The decision is the last of a series of developments that fauna defenders consider to be detrimental to a population of black bear in a slowly as weak as a few hundred in the 1970s. They include Desantis which disconnects last year a measure allowing residents to kill without fear of repercussions all bear perceived as threat to their families, their pets.
Environmentalists have attempted to raise awareness of the challenges faced by black bears in Florida, in particular the deaths due to vehicle strikes and the loss of habitat by development.
Carlton Ward Jr, an environmentalist who helped found the Florida fauna corridor in 2010 to allow the free movement of vulnerable animals, said that black bears were still fragmented in Florida through seven subpopulations, some of which had not recovered as well as others.
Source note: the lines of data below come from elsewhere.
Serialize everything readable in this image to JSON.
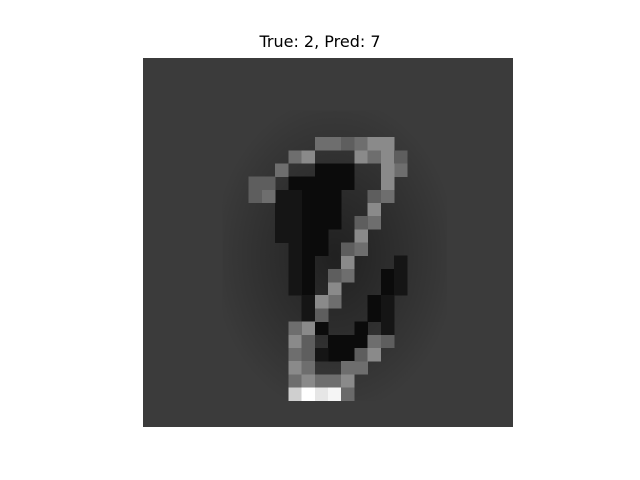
{
  "figure": {
    "title": "True: 2, Pred: 7",
    "true_label": 2,
    "predicted_label": 7
  },
  "image": {
    "description_name": "digit-saliency-image",
    "grid_size": 28,
    "colormap": "gray"
  }
}
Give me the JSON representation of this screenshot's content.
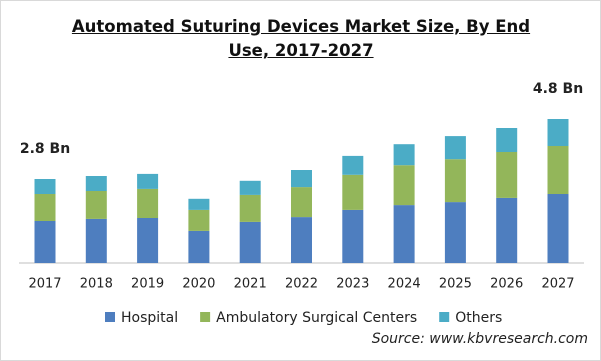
{
  "chart_data": {
    "type": "stacked_bar",
    "title": "Automated Suturing Devices Market Size, By End Use, 2017-2027",
    "source": "Source: www.kbvresearch.com",
    "categories": [
      "2017",
      "2018",
      "2019",
      "2020",
      "2021",
      "2022",
      "2023",
      "2024",
      "2025",
      "2026",
      "2027"
    ],
    "series": [
      {
        "name": "Hospital",
        "color": "#4e7ebf",
        "values": [
          1.4,
          1.47,
          1.5,
          1.07,
          1.37,
          1.53,
          1.77,
          1.93,
          2.03,
          2.17,
          2.3
        ]
      },
      {
        "name": "Ambulatory Surgical Centers",
        "color": "#93b65a",
        "values": [
          0.9,
          0.93,
          0.97,
          0.7,
          0.9,
          1.0,
          1.17,
          1.33,
          1.43,
          1.53,
          1.6
        ]
      },
      {
        "name": "Others",
        "color": "#4bacc6",
        "values": [
          0.5,
          0.5,
          0.5,
          0.37,
          0.47,
          0.57,
          0.63,
          0.7,
          0.77,
          0.8,
          0.9
        ]
      }
    ],
    "annotations": [
      {
        "label": "2.8 Bn",
        "value": 2.8,
        "category": "2017"
      },
      {
        "label": "4.8 Bn",
        "value": 4.8,
        "category": "2027"
      }
    ]
  }
}
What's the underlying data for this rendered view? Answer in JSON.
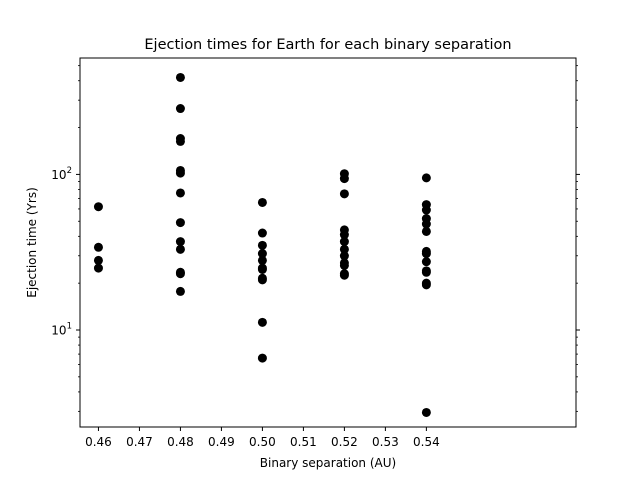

The documentary by Ward Florida Bear Tracks, produced by his company Nature Storytelling Wildpath for the National Geographic Society, recounts the problems of the habitat by following an entirely female team of FWC workers trapping and marking bears in southern Florida.
“We appreciate all the attention of the public that the black bears of Florida obtain and we will bypass this hunt for controversial bears, and we also recognize that the biggest story of who are the black bears of Florida, and where they live, is likely to be excluded from this conversation,” he said.
“There are only about 4,000 bears in the state and 23 million people. The bears are therefore confronted with many challenges with the loss and fragmentation of habitat. As Florida grows, we must learn to coexist with wildlife. It is not optional. It’s essential. “
Ward said that the healthy populations of black bear in certain habitats are not an indication that the species has recovered in the state.
“The bears do not thrive wherever they need. We actually need more bear in Florida, in more places, to have the declared objective of a population of genetically connected state scale,” he said.